Among Malcolm’s first editors at The New Yorker was Gardner Botsford. The intensity of the editing process drew them together, and they married in 1975, after both of their spouses had died. Botsford, whose stable of New Yorker writers included Roger Angell, A.J. Liebling and Joseph Mitchell, died in 2004 at 87.

In addition to her daughter, Malcolm is survived by her sister, Marie Winn; a granddaughter, Sophy Tuck; and two nephews.

At her husband’s memorial service, Malcolm said that during their first editing session, he “transformed bumpy writing into polished prose.” She became so reliant on his deft red pencil, she said, that over the years, “I became more blase about his editing, as one does about indoor plumbing.”

Another influence on her as a writer stemmed from her decision to give up smoking in 1978. She realized that she couldn’t write without cigarettes, so she avoided writing by immersing herself instead in researching and reporting.
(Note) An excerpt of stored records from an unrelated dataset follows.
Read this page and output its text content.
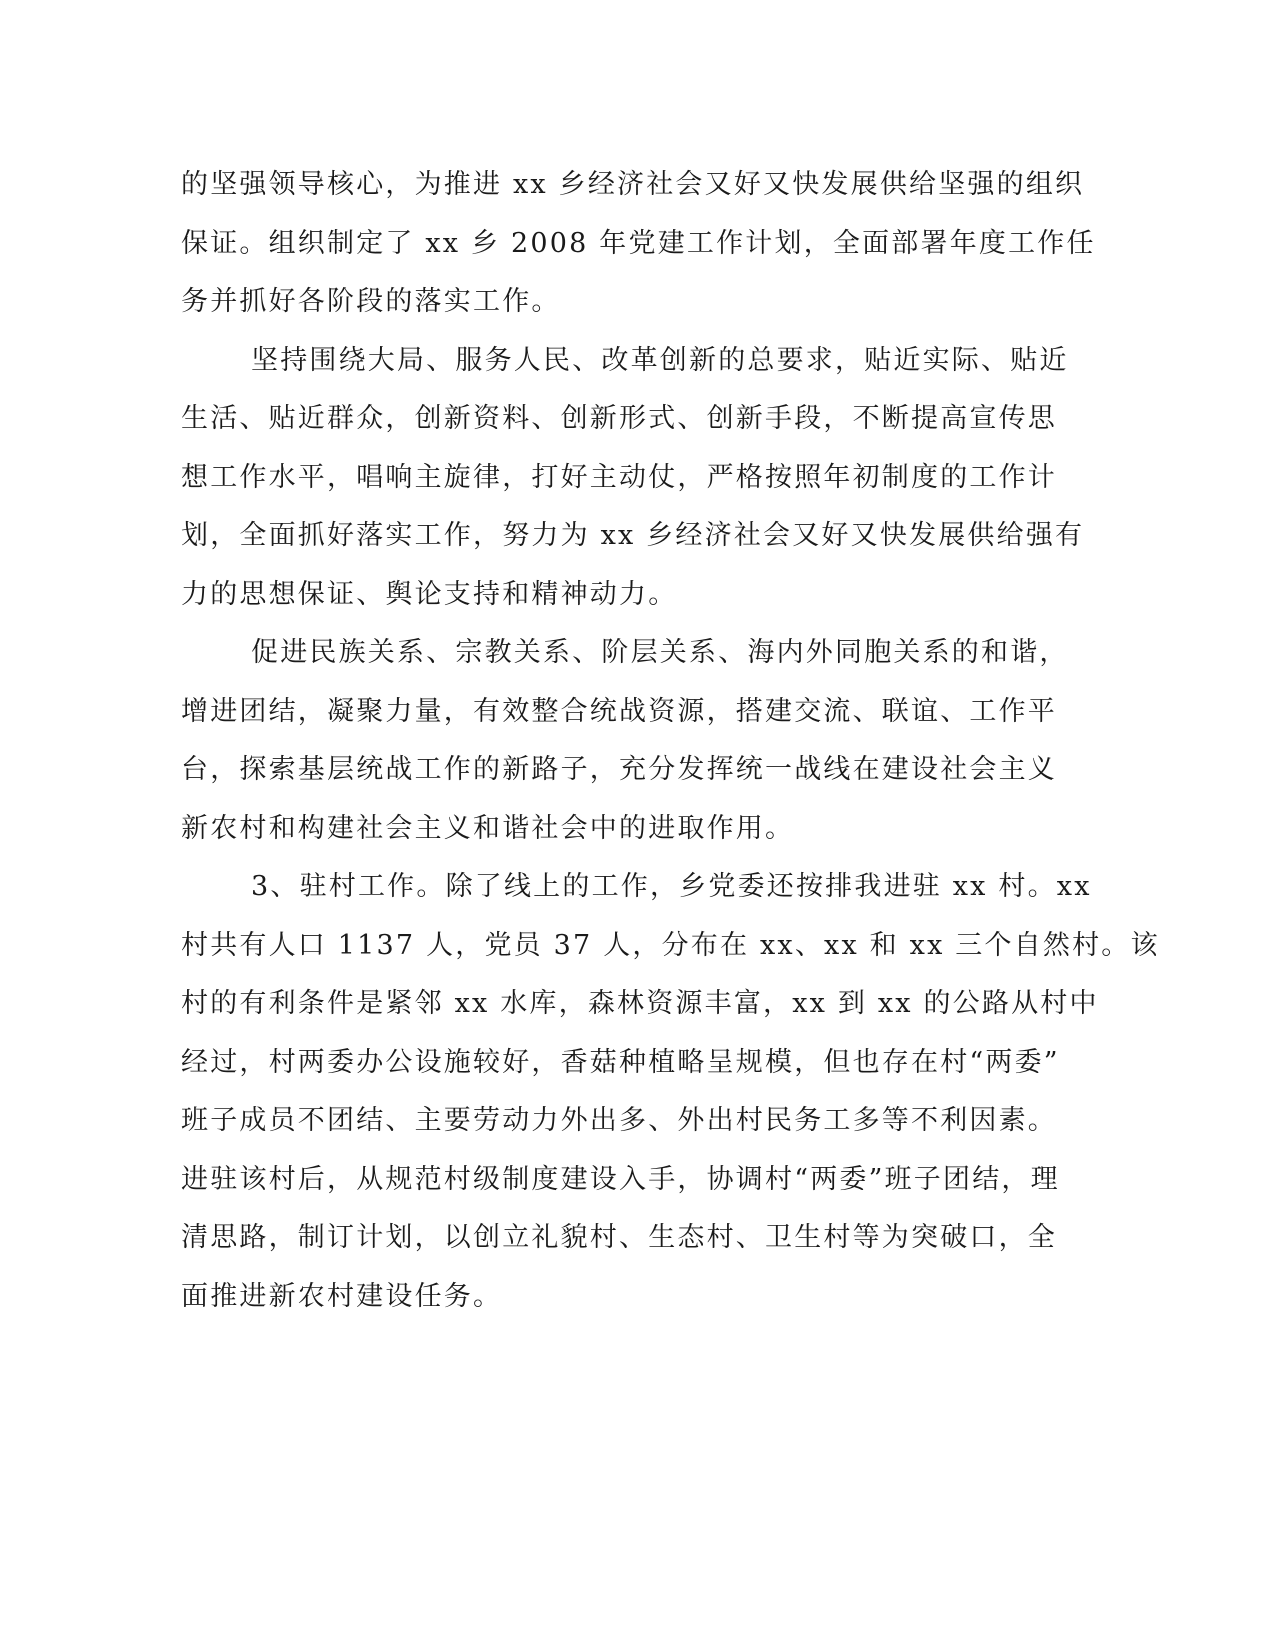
的坚强领导核心，为推进 xx 乡经济社会又好又快发展供给坚强的组织
保证。组织制定了 xx 乡 2008 年党建工作计划，全面部署年度工作任
务并抓好各阶段的落实工作。
坚持围绕大局、服务人民、改革创新的总要求，贴近实际、贴近
生活、贴近群众，创新资料、创新形式、创新手段，不断提高宣传思
想工作水平，唱响主旋律，打好主动仗，严格按照年初制度的工作计
划，全面抓好落实工作，努力为 xx 乡经济社会又好又快发展供给强有
力的思想保证、舆论支持和精神动力。
促进民族关系、宗教关系、阶层关系、海内外同胞关系的和谐，
增进团结，凝聚力量，有效整合统战资源，搭建交流、联谊、工作平
台，探索基层统战工作的新路子，充分发挥统一战线在建设社会主义
新农村和构建社会主义和谐社会中的进取作用。
3、驻村工作。除了线上的工作，乡党委还按排我进驻 xx 村。xx
村共有人口 1137 人，党员 37 人，分布在 xx、xx 和 xx 三个自然村。该
村的有利条件是紧邻 xx 水库，森林资源丰富，xx 到 xx 的公路从村中
经过，村两委办公设施较好，香菇种植略呈规模，但也存在村“两委”
班子成员不团结、主要劳动力外出多、外出村民务工多等不利因素。
进驻该村后，从规范村级制度建设入手，协调村“两委”班子团结，理
清思路，制订计划，以创立礼貌村、生态村、卫生村等为突破口，全
面推进新农村建设任务。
The result was a lengthy article called “The One-Way Mirror,” about family therapy.

“By the time she finished the long period of reporting,” Roiphe wrote in The Paris Review, “she found she could finally write without smoking, and she had also found her form.”

That idiosyncratic form has been described in different ways by different writers. Roiphe put it this way: “She takes apart the official line, the accepted story, the court transcript like a mechanic takes apart a car engine and shows us how it works; she narrates how the stories we tell ourselves are made from the vanities and jealousies and weaknesses of their players. This is her obsession, and no one can do it on her level.”